2. Our hormones change. As we lose body fat, the hormones that make us feel full decrease, while the hormones that make us feel hungry increase.
3. Our metabolisms slow down. Mann writes, "Your body uses calories in the most efficient way possible. Which sounds like a good thing, and would be good thing if you were starving to death. But it isn't a good thing if you're trying to lose weight, because when your body finds a way to run itself on fewer calories there tends to be more leftover, and those get stored as fat, which is exactly what dieters don't want to happen."
Only about 5% of dieters who lose weight keep that weight off long-term, a success ratio so low you'd think many of us would be deterred.

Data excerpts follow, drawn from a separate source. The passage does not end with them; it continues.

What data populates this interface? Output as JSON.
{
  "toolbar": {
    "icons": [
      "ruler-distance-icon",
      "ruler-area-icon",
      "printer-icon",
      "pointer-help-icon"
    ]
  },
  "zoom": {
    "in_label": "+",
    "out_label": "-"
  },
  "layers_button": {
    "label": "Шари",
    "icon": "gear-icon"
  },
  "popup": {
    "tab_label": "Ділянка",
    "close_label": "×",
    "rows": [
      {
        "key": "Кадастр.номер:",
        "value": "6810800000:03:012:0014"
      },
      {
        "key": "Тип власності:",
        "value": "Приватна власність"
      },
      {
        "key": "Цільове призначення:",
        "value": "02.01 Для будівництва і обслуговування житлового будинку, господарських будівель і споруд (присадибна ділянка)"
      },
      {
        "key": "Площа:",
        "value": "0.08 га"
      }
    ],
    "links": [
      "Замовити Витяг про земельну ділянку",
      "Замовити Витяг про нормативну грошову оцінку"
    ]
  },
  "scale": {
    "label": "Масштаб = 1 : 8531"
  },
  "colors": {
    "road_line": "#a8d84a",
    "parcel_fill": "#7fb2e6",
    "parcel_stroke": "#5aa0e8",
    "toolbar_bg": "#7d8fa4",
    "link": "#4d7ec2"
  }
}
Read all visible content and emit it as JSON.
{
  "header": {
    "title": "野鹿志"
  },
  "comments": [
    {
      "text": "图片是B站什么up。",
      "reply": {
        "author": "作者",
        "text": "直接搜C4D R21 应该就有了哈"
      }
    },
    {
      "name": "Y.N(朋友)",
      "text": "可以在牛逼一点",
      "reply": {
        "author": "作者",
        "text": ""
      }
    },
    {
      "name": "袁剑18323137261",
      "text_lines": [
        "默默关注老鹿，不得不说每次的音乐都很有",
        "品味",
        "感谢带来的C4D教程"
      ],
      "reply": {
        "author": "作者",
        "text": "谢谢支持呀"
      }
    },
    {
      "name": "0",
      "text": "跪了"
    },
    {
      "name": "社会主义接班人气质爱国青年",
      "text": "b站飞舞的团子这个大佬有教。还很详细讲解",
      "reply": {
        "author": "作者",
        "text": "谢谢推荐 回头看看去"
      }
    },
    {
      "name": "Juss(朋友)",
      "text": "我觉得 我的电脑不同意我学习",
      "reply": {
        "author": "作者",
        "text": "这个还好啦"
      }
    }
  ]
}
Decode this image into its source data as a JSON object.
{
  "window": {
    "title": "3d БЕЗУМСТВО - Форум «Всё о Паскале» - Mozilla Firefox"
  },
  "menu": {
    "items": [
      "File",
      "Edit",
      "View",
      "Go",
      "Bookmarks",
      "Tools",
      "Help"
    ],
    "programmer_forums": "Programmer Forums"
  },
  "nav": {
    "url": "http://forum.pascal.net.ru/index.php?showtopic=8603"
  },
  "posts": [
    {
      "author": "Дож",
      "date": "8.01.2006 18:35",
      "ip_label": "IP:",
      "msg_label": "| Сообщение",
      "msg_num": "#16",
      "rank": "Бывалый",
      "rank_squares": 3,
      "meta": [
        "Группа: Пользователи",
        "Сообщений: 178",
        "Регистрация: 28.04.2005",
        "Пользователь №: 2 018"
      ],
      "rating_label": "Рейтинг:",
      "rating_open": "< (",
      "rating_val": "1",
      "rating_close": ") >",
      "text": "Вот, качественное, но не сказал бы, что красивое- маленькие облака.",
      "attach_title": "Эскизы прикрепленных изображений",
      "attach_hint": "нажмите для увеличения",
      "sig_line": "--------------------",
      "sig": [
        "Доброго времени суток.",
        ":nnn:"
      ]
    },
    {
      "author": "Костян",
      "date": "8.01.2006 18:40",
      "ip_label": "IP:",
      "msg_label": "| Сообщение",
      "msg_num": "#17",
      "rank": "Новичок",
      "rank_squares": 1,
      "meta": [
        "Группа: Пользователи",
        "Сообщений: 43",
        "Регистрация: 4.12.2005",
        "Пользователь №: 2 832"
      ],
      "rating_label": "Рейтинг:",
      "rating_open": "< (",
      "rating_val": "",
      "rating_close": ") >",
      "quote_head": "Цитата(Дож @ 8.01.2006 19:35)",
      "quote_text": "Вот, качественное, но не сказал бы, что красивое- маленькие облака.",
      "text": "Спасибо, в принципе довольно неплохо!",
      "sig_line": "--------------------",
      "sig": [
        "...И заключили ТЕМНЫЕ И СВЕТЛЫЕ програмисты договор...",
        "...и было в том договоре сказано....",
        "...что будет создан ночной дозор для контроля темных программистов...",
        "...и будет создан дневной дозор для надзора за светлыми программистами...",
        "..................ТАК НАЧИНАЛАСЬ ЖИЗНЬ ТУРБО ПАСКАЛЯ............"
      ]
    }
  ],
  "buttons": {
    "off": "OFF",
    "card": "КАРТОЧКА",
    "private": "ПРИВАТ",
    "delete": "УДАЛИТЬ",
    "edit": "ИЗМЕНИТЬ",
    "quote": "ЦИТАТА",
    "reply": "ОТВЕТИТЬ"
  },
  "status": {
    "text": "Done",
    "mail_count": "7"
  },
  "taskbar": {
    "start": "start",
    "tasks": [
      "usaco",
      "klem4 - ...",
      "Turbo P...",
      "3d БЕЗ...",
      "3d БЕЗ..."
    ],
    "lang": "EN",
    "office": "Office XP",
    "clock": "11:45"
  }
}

However, an estimated 45 million Americans go on a diet each year, spending $33 billion on weight loss products. Yet, nearly two-thirds of Americans are categorized as overweight or obese.
The diet industry thrives on failure: on you failing, on me failing, on everyone failing. If there was a diet or diet product that "worked," to make everyone thin, the entire diet industry (pills, protein shakes, surgeries, nutrition "coaches," diet plans, diet books, food products, exercise products, obviously-flawed infomercial ab wraps) would not exist, and someone would lose out on a lot of money.
In a recent session with my dietitian, I wondered if giving up all food rules or associations with good and bad foods would cause me to gain weight or become unhealthy. The point of intuitive eating, she said, is not to worry about weight, but rather to listen to your body and give it the foods it wants until it's satiated. That food might be mangoes, sushi, chocolate cake, or broccoli. We cannot outsmart our bodies, and trying to only leads to misery, disappointment, weight fluctuations, and hormonal chaos.
"Gaining weight is a fear you're going to have to let go of, " she said, "I know I'm inviting you into scary territory, because the world outside this office is going to contradict everything I'm telling you."
As I left her office and walked back to work, I popped a podcast in my ear, and the first thing I heard was an advertisement for Noom, a "non-diet" weight loss company. I walked by a signs advertising Subway (Eat Fresh!), and a bench advertisement for liposuction, featuring the torso of a thin white woman. My dietitian was right, diet culture really is everywhere.
However, simply being everywhere doesn't make something toxic. Diet culture is toxic because it tells us what and when to eat, instead of listening to our bodies. It's toxic because it holds up a body ideal that is unobtainable and unhealthy for many people. It's toxic because it places blame on us when our bodies don't live up to it's standards. Diet culture is like an abusive partner who cheats and blames it on you. Despite what diet culture will tell you, your body is not (and never was) a problem.
P.S. Tuning out all the messages about food, diet, exercise, and weight loss is incredibly difficult if you're even tangentially engaged in the world around you. Friends, family, coworkers, and strangers will engage you in conversations about food and weight loss. You will see and hear overt and subvert advertisements that might make you feel guilty for occupying your own body. Check out the Intuitive Eating Workbook for help letting go of diets and diet culture.